In this activity, your KS2 class will make a game where they will have to move a wire ring around a ‘bendy’ course without touching the sides.

To make the game, your class must create an electric circuit with a break or a gap in the circuit. This will ensure that the circuit is kept ‘open’ and the LED cannot illuminate.

The aim of the game is to pass the wire ring the whole way around the course without completing the circuit. If your kids do allow the wires to touch, you will close the circuit, allow electricity to flow around the circuit and a light will show indicating that you have lost the game.

Your class must read the instructions carefully before creating their game.

buzzers, solar, insulators, terminal, rechargeable batteries, conductors, non-renewable, direction, chemical, glass, source, positive, covering, batteries shock, gas, mains, iron and complete.

An electroscope is an early scientific
instrument used to detect the
presence of electrical charge on an
item. It detects electrical charge by
the movement of a test object due to
the Coulomb electrostatic force on it.
The electroscope usually consists of a
pair of thin gold leaves suspended
from an electrical conductor (wire)
that leads to the outside of an
insulating container. When you put an
electroscope near other statically
charged objects, the leaves or charge
strips, will move depending on
whether they are attracted to or repelled by an item or appliance such as a TV. Like charges repel each other while opposite charges attract each other.

In this experiment your class will make a simple electroscope. As they move a charged item close to the electroscope, electrical charges are detected by the tin foil leaf which then move either towards or away from the item depending on the charge. This means that they can tell if the item is positively charged or negatively charged.

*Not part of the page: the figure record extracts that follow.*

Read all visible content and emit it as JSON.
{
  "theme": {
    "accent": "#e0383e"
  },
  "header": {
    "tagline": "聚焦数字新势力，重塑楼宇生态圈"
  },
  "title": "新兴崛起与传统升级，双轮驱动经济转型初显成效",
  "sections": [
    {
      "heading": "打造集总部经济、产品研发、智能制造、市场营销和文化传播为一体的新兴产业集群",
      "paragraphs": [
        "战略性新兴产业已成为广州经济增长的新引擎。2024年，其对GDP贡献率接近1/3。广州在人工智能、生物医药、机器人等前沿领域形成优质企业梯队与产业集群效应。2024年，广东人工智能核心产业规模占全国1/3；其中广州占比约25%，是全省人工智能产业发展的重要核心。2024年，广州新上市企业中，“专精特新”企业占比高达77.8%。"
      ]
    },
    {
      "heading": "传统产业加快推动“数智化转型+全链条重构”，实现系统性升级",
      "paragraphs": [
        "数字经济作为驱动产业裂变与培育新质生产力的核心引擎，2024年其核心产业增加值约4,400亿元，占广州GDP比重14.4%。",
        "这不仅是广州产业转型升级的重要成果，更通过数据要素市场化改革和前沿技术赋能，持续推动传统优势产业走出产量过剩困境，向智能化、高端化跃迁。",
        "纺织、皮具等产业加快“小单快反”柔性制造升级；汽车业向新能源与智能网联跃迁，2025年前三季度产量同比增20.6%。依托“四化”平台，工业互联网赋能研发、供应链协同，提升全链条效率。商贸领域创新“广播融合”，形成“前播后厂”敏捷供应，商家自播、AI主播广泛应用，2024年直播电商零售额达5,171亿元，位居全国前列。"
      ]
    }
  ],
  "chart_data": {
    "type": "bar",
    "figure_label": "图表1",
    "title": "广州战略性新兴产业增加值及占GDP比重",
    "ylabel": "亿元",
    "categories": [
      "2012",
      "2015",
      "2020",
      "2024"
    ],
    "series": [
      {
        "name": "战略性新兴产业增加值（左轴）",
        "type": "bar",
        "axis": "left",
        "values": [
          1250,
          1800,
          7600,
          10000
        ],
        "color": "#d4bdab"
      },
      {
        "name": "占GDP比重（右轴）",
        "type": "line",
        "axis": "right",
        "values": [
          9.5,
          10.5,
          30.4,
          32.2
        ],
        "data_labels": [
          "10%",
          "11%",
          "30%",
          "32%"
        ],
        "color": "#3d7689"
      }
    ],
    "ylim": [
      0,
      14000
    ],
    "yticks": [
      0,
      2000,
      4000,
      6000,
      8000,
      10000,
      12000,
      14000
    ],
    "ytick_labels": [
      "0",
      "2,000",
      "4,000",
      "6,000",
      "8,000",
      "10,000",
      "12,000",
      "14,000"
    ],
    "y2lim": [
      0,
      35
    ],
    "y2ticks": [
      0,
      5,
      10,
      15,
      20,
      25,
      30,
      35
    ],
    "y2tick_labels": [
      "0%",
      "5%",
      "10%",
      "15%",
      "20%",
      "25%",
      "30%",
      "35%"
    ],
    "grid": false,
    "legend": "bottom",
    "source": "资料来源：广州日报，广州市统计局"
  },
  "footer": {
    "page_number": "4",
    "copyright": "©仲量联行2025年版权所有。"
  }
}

Electricity can be stored in batteries and can then be converted into heat, movement and light.

In this experiment you will make a little StemHive Bot that uses a battery to power a motor which will vibrate due to an offset in balance. As it jiggles around on a piece of paper it draws fun, interesting designs using pens.

Have you ever noticed your hair standing on end when you rub it against a balloon? Or sometimes you might hear a zap or see a spark when you pull on a jumper? This is known as static electricity. Static electricity is a stationary electric charge produced by friction when two objects rub together.

This is a great experiment to create electrifying gloop with your 9-11 year old kids. Once your class have followed our instructions to create the gloop, they will record their observations being guided by our key questions and points.

If you mix equal parts of corn flour and oil, you will create a non- Newtonian fluid, which has a neutral charge. This fluid which we will call ‘gloop’ has a neutral charge. This is because of the oil in it. It also is very lightweight. The cornstarch has a positive charge. When this lightweight gloop is poured, the negatively charged object (the balloon) is still able to attract the gloop. This is because by pouring it, the bonds that hold the molecules together are not able to adhere to each other as well and this allows it to move freely as a liquid. When you pour it, it begins to behave in interesting ways! You will see that the positive charge in the corn flour is attracted to the negatively charged balloon.